Para contribuir a la búsqueda de soluciones, nos comprometemos a avanzar propuestas concretas en los diferentes espacios de la economía como ya hicimos con nuestro trabajo “Cambiar la política económica europea para recuperar Europa” elaborado en abril de 2014.  De forma escalonada, haremos públicos otros similares sobre los retos y políticas públicas que requiere la reindustrialización de España, sobre los cambios imprescindibles en el mercado laboral o sobre las reformas urgentes en materia de energía, fiscalidad y sistema financiero.

Confiamos en que sean de utilidad a unos y otros.  Pues, entre todos, estamos obligados a realizar un esfuerzo de síntesis democrática que permita a España salir de esta crisis en las mejores condiciones.

Economistas Frente a la Crisis

[1]El Estado de Bienestar es la propuesta de Europa para el mundo. 16 de diciembre de 2011

7 Comments

  1. Me parece impecable el análisis. La objeción más importante que hago es que no creo que Alemania quiera cambiar nada dentro de la zona Euro. Por tanto les invito a pensar en cómo desmontar esta camisa de fuerza. El silogismo “ser Europeísta es progresista; la Unión Monetaria Europea es un avance europeísta; luego estar a favor de la UME es progresista” es radicalmente falso. Yo os invito a pensar en la necesidad de desmontar el Euro y unirnos a países como Suecia y Dinamarca que prefieren defender su modelo social a integrarse en el proyecto neoliberal llamado “Euro”.

  2. Muy oportuno y sintético,
    Pero creo ser hora de afrontar el gran reto de llamar a la acción conjunta en Europa. No habrá cambio por naciones, y la primera respuesta PSOE a los resultados griegos se han hecho desde la competencia, no desde la colaboración ¡Mal augurio! y ¡Peor comienzo!
    Con visión caduca no se puede afrontar los retos nuevos.
    EFC debiera iniciar un debate sobre lo que implican las nuevas realidades: cesión inevitable de soberanía; globalización; políticas sociales en un contesto de globalización.

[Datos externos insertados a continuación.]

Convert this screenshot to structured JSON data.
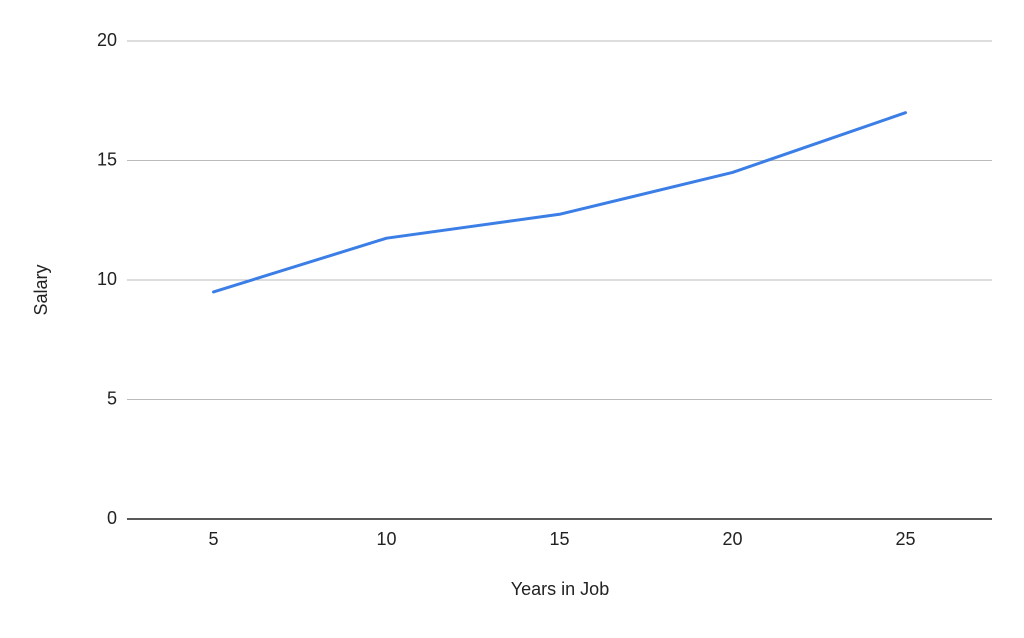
{
  "chart_data": {
    "type": "line",
    "x_label": "Years in Job",
    "y_label": "Salary",
    "categories": [
      "5",
      "10",
      "15",
      "20",
      "25"
    ],
    "series": [
      {
        "name": "Salary",
        "color": "#3b7ee6",
        "values": [
          9.5,
          11.75,
          12.75,
          14.5,
          17
        ]
      }
    ],
    "ylim": [
      0,
      20
    ],
    "yticks": [
      0,
      5,
      10,
      15,
      20
    ],
    "grid": true
  }
}
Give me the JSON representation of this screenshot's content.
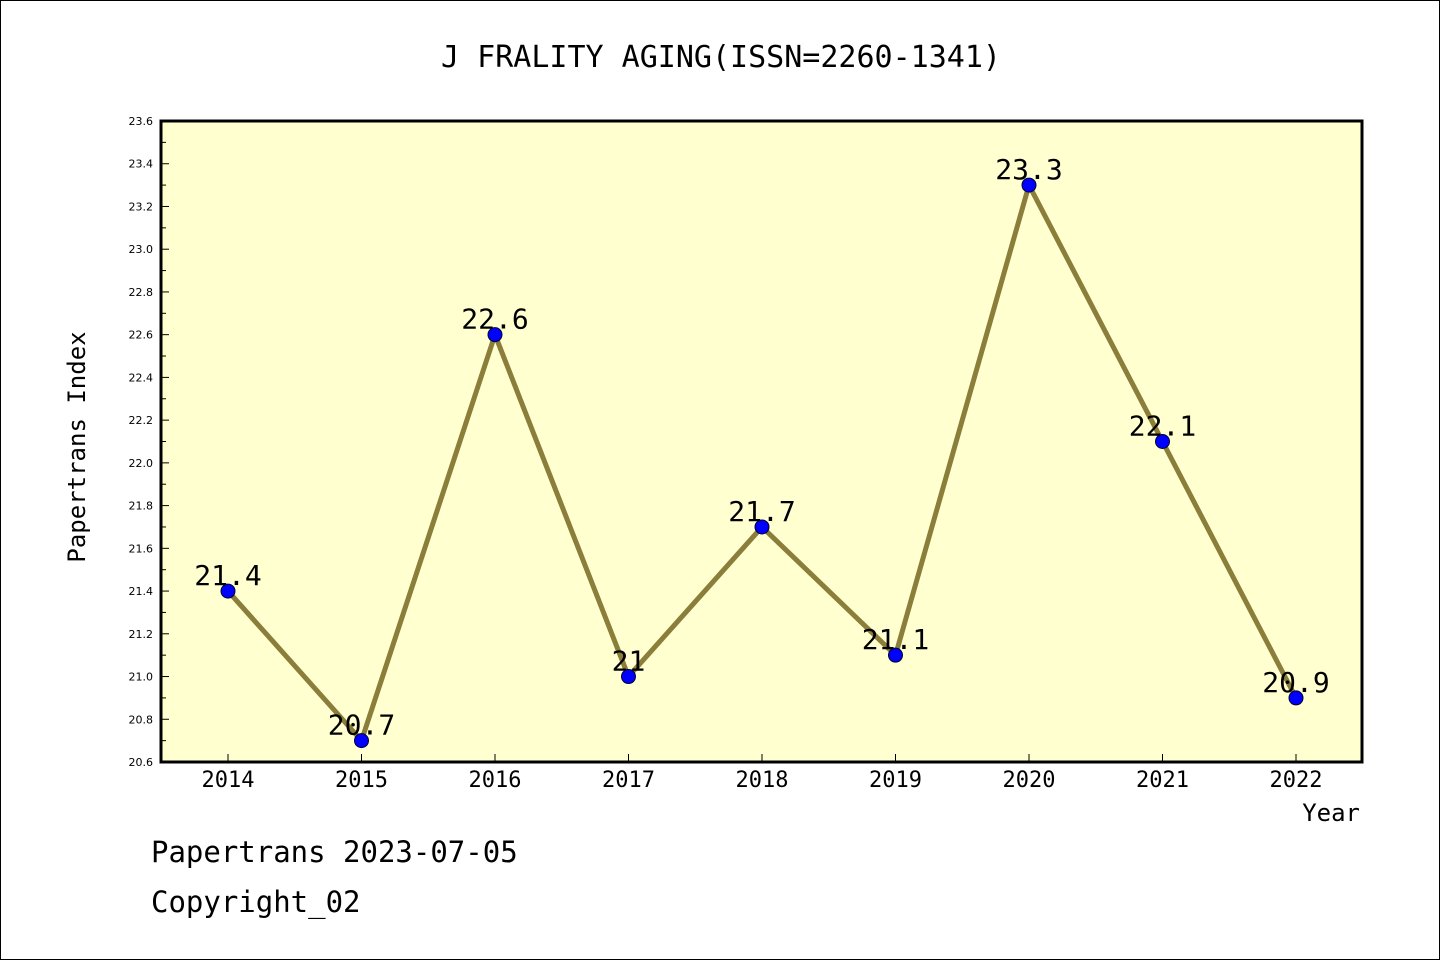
{
  "chart_data": {
    "type": "line",
    "title": "J FRALITY AGING(ISSN=2260-1341)",
    "xlabel": "Year",
    "ylabel": "Papertrans Index",
    "categories": [
      "2014",
      "2015",
      "2016",
      "2017",
      "2018",
      "2019",
      "2020",
      "2021",
      "2022"
    ],
    "series": [
      {
        "values": [
          21.4,
          20.7,
          22.6,
          21.0,
          21.7,
          21.1,
          23.3,
          22.1,
          20.9
        ],
        "point_labels": [
          "21.4",
          "20.7",
          "22.6",
          "21",
          "21.7",
          "21.1",
          "23.3",
          "22.1",
          "20.9"
        ],
        "line_color": "#8b7d3a",
        "marker_color": "#0000ff"
      }
    ],
    "ylim": [
      20.6,
      23.6
    ],
    "yticks": [
      "20.6",
      "20.8",
      "21.0",
      "21.2",
      "21.4",
      "21.6",
      "21.8",
      "22.0",
      "22.2",
      "22.4",
      "22.6",
      "22.8",
      "23.0",
      "23.2",
      "23.4",
      "23.6"
    ],
    "plot_background": "#ffffd0",
    "grid": false
  },
  "footer": {
    "line1": "Papertrans 2023-07-05",
    "line2": "Copyright_02"
  }
}
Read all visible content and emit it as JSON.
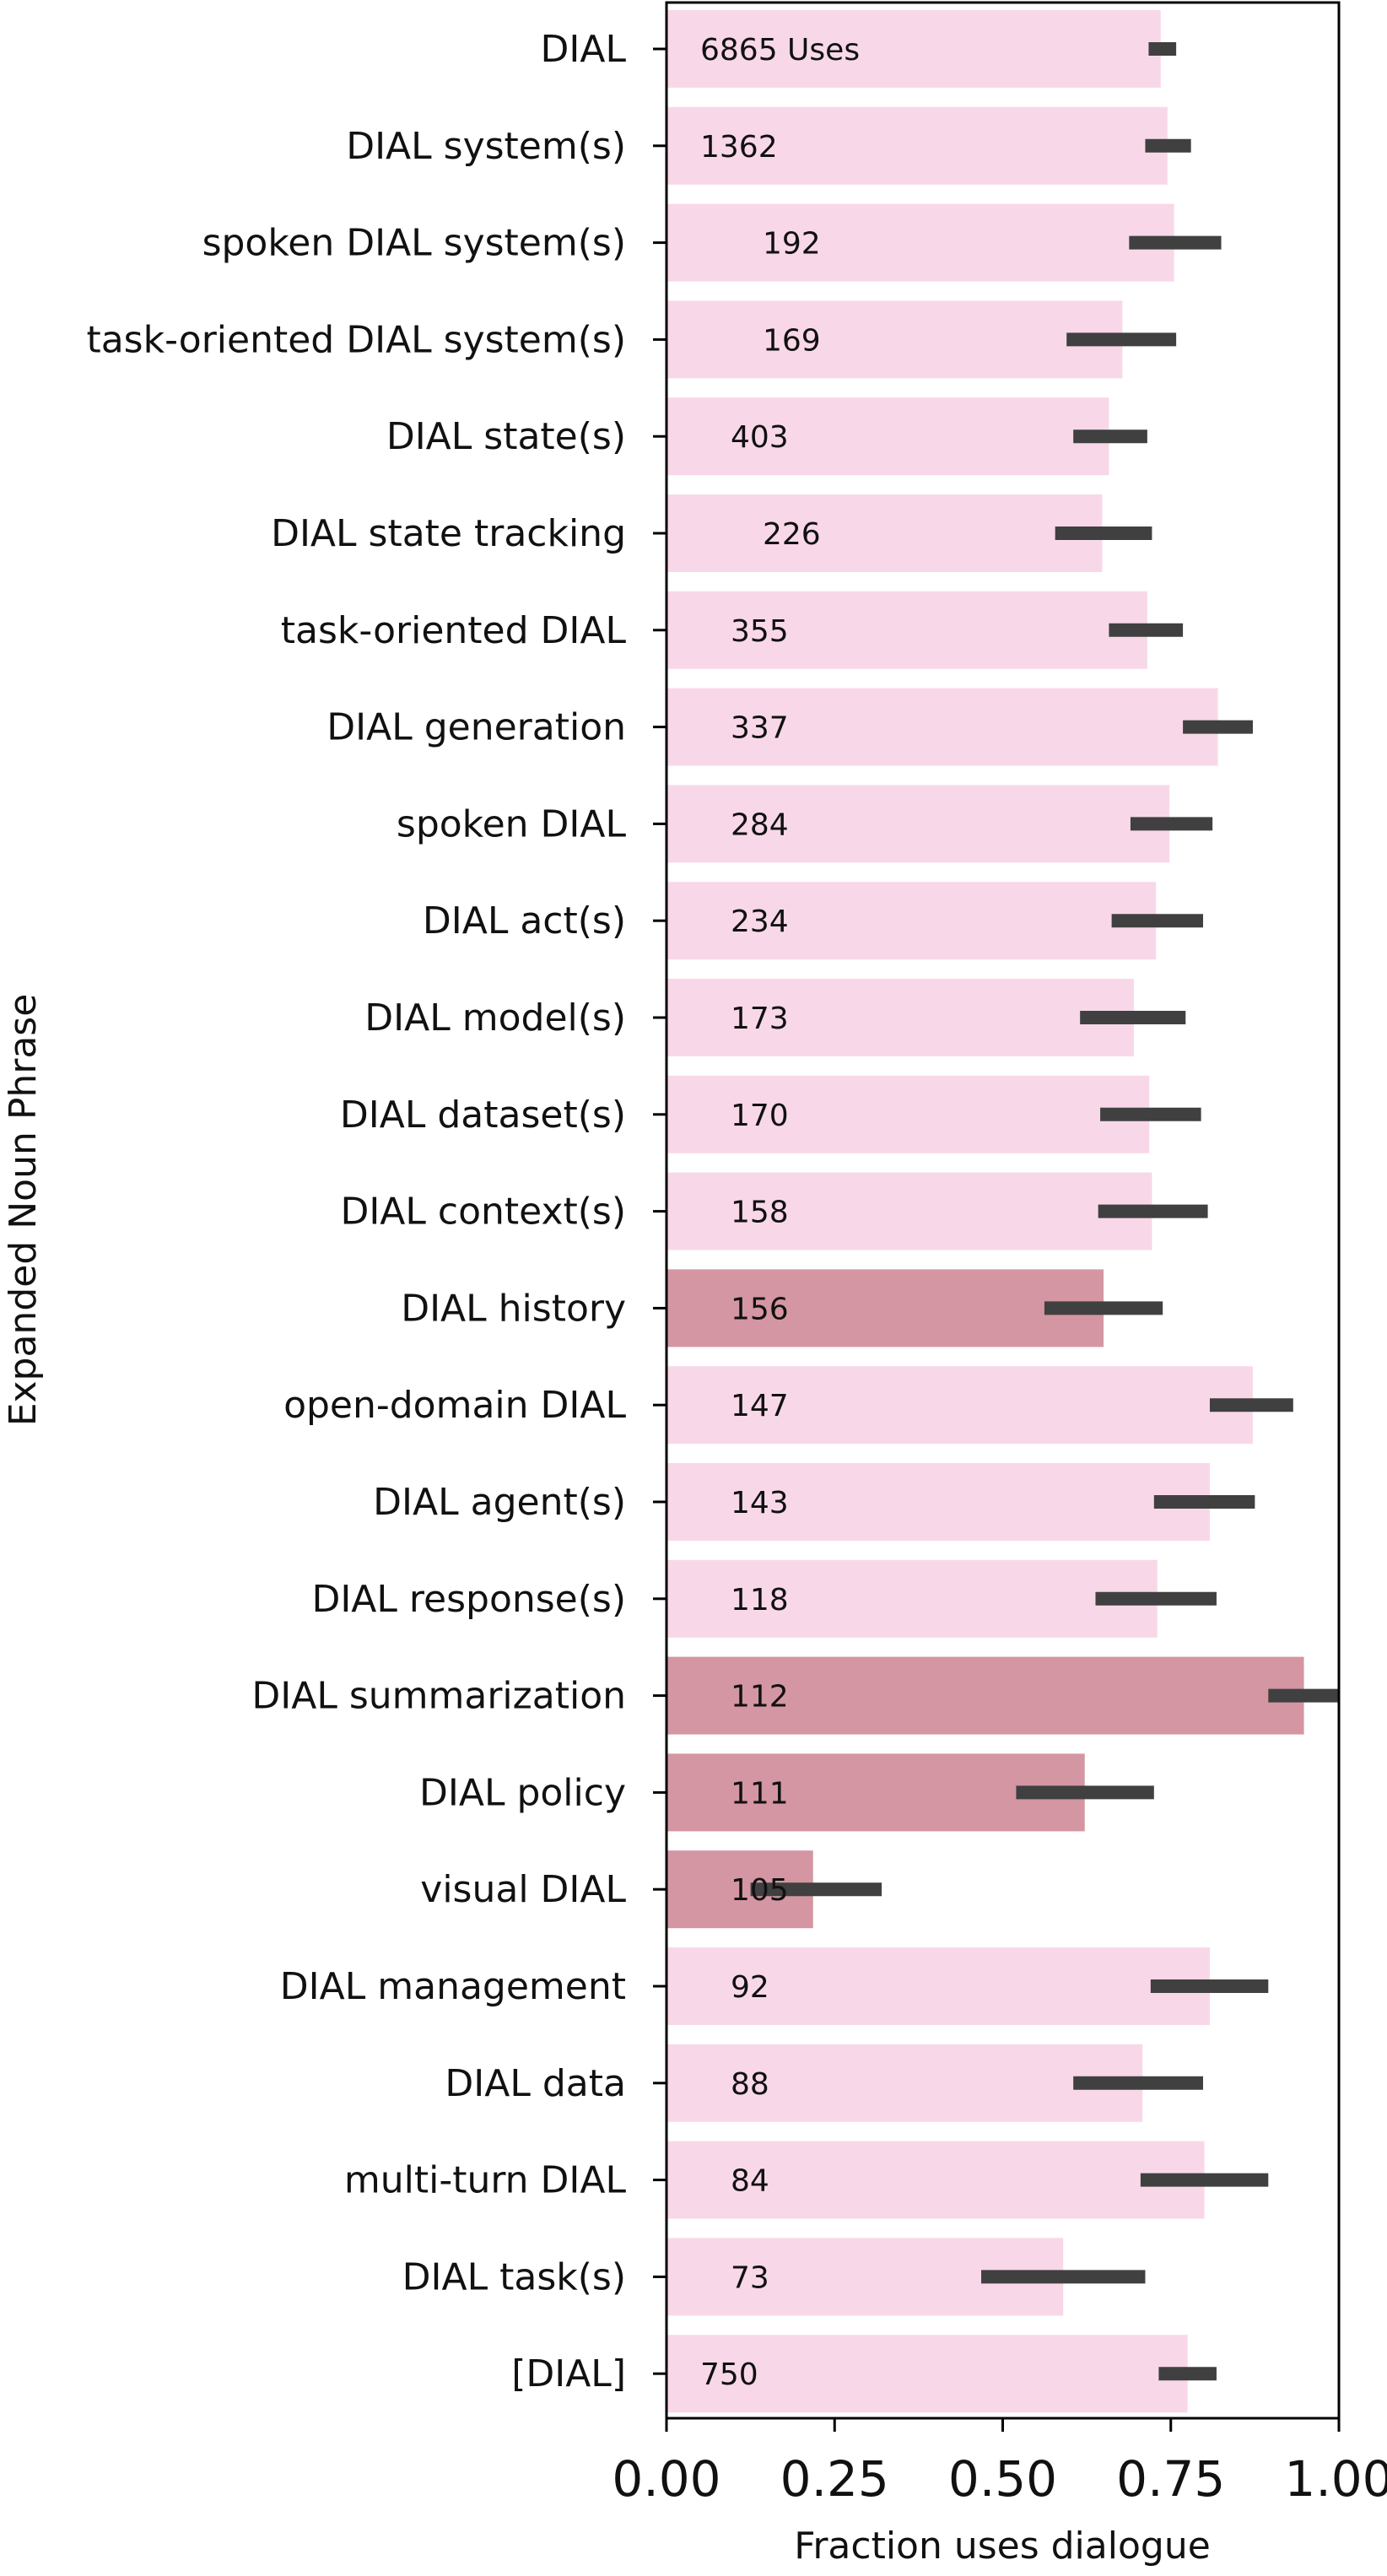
{
  "chart_data": {
    "type": "bar",
    "orientation": "horizontal",
    "xlabel": "Fraction uses dialogue",
    "ylabel": "Expanded Noun Phrase",
    "xlim": [
      0,
      1
    ],
    "xticks": [
      "0.00",
      "0.25",
      "0.50",
      "0.75",
      "1.00"
    ],
    "xtick_values": [
      0,
      0.25,
      0.5,
      0.75,
      1.0
    ],
    "colors": {
      "normal": "#f8d8e8",
      "highlight": "#d496a2",
      "error_bar": "#404040"
    },
    "categories": [
      "DIAL",
      "DIAL system(s)",
      "spoken DIAL system(s)",
      "task-oriented DIAL system(s)",
      "DIAL state(s)",
      "DIAL state tracking",
      "task-oriented DIAL",
      "DIAL generation",
      "spoken DIAL",
      "DIAL act(s)",
      "DIAL model(s)",
      "DIAL dataset(s)",
      "DIAL context(s)",
      "DIAL history",
      "open-domain DIAL",
      "DIAL agent(s)",
      "DIAL response(s)",
      "DIAL summarization",
      "DIAL policy",
      "visual DIAL",
      "DIAL management",
      "DIAL data",
      "multi-turn DIAL",
      "DIAL task(s)",
      "[DIAL]"
    ],
    "values": [
      0.735,
      0.745,
      0.755,
      0.678,
      0.658,
      0.648,
      0.715,
      0.82,
      0.748,
      0.728,
      0.695,
      0.718,
      0.722,
      0.65,
      0.872,
      0.808,
      0.73,
      0.948,
      0.622,
      0.218,
      0.808,
      0.708,
      0.8,
      0.59,
      0.775
    ],
    "error_low": [
      0.717,
      0.712,
      0.688,
      0.595,
      0.605,
      0.578,
      0.658,
      0.768,
      0.69,
      0.662,
      0.615,
      0.645,
      0.642,
      0.562,
      0.808,
      0.725,
      0.638,
      0.895,
      0.52,
      0.125,
      0.72,
      0.605,
      0.705,
      0.468,
      0.732
    ],
    "error_high": [
      0.758,
      0.78,
      0.825,
      0.758,
      0.715,
      0.722,
      0.768,
      0.872,
      0.812,
      0.798,
      0.772,
      0.795,
      0.805,
      0.738,
      0.932,
      0.875,
      0.818,
      1.0,
      0.725,
      0.32,
      0.895,
      0.798,
      0.895,
      0.712,
      0.818
    ],
    "counts": [
      "6865 Uses",
      "1362",
      "192",
      "169",
      "403",
      "226",
      "355",
      "337",
      "284",
      "234",
      "173",
      "170",
      "158",
      "156",
      "147",
      "143",
      "118",
      "112",
      "111",
      "105",
      "92",
      "88",
      "84",
      "73",
      "750"
    ],
    "highlighted": [
      false,
      false,
      false,
      false,
      false,
      false,
      false,
      false,
      false,
      false,
      false,
      false,
      false,
      true,
      false,
      false,
      false,
      true,
      true,
      true,
      false,
      false,
      false,
      false,
      false
    ]
  }
}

  3. Es un análisis teórico muy interesante y acertado, pero le falta concreción, más concreción. Yo creo que le falta lo que a Economistas frente a la crisis, bajar a la arena política para divulgar su diagnóstico y sus análisis a amplias capas de la sociedad: No hay otro modo de cambiar la realidad.

    • Felipe,
      Gracias por tu comentario. A lo largo de este trimestre tenemos prevista la publicación de 3 documentos de trabajo con propuestas específicas en tres áreas que consideramos de fundamental importancia: i) Mercado de trabajo, ii) Política industrial y iii) Política energética.

      Cada documento, que efectivamente tienen un componente técnico no despreciable, irá segudo de presentaciones que nos darán la oportunidad de discutir con la gente que venga. También aprovecharemos este canal y las redes sociales para intercambiar opiniones de las que, seguro, saldrán buenas ideas que nos ayudarán a mejorar los documentos.
      Gracias de nuevo por tu interés.